How to fit a polynomial with some of the coefficients constrained?


Using NumPy's polyfit (or something similar) is there an easy way to get a solution where one or more of the coefficients are constrained to a specific value?

For example, we could find the ordinary polynomial fitting using:

x = np.array([0.0, 1.0, 2.0, 3.0,  4.0,  5.0])
y = np.array([0.0, 0.8, 0.9, 0.1, -0.8, -1.0])
z = np.polyfit(x, y, 3)

yielding

array([ 0.08703704, -0.81349206,  1.69312169, -0.03968254])

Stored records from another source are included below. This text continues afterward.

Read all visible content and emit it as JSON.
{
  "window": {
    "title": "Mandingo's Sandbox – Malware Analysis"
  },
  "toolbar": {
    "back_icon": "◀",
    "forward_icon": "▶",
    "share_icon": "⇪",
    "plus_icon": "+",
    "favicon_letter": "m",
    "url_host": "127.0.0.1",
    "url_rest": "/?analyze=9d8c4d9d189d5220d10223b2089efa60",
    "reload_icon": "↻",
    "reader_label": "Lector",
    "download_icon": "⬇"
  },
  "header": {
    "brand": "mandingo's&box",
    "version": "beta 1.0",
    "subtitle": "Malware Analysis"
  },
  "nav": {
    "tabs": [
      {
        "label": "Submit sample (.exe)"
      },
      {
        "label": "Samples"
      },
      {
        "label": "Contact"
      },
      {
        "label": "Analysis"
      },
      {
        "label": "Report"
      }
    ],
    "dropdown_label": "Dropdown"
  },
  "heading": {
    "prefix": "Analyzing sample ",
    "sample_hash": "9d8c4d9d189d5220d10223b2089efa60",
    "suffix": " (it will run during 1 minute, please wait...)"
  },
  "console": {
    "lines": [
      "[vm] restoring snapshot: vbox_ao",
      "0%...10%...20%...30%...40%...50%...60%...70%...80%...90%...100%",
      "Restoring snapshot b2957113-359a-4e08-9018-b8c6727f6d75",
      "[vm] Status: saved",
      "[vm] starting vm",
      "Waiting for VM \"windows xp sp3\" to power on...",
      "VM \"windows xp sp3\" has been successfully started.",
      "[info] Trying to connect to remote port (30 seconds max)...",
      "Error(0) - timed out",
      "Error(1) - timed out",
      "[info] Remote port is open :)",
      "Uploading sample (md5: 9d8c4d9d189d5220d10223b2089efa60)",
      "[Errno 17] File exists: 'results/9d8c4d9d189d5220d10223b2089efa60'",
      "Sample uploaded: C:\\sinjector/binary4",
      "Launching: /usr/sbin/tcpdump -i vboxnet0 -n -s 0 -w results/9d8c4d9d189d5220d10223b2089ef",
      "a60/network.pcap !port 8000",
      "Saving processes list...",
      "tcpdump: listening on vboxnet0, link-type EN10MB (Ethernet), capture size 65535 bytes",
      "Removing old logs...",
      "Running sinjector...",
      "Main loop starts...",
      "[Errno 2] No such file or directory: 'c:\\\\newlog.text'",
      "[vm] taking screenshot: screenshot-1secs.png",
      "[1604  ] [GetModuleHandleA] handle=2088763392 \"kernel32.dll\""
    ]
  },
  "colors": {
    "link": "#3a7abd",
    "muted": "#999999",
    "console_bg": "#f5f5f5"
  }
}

But what if I wanted the best fit polynomial where the third coefficient (in the above case z[2]) was required to be 1? Or will I need to write the fitting from scratch?


Solution

  • In this case, I would use curve_fit or lmfit; I quickly show it for the first one.

    import numpy as np
    import matplotlib.pyplot as plt
    from scipy.optimize import curve_fit
    
    def func(x, a, b, c, d):
      return a + b * x + c * x ** 2 + d * x ** 3
    
    x = np.array([0.0, 1.0, 2.0, 3.0,  4.0,  5.0])
    y = np.array([0.0, 0.8, 0.9, 0.1, -0.8, -1.0])
    
    print(np.polyfit(x, y, 3))
    
    popt, _ = curve_fit(func, x, y)
    print(popt)
    
    popt_cons, _ = curve_fit(func, x, y, bounds=([-np.inf, 2, -np.inf, -np.inf], [np.inf, 2.001, np.inf, np.inf]))
    print(popt_cons)
    
    xnew = np.linspace(x[0], x[-1], 1000)
    
    plt.plot(x, y, 'bo')
    plt.plot(xnew, func(xnew, *popt), 'k-')
    plt.plot(xnew, func(xnew, *popt_cons), 'r-')
    plt.show()
    

    This will print:

    [ 0.08703704 -0.81349206  1.69312169 -0.03968254]
    [-0.03968254  1.69312169 -0.81349206  0.08703704]
    [-0.14331349  2.         -0.95913556  0.10494372]
    

    So in the unconstrained case, polyfit and curve_fit give identical results (just the order is different), in the constrained case, the fixed parameter is 2, as desired.

    The plot looks then as follows:

    enter image description here

    In lmfit you can also choose whether a parameter should be fitted or not, so you can then also just set it to a desired value (check this answer).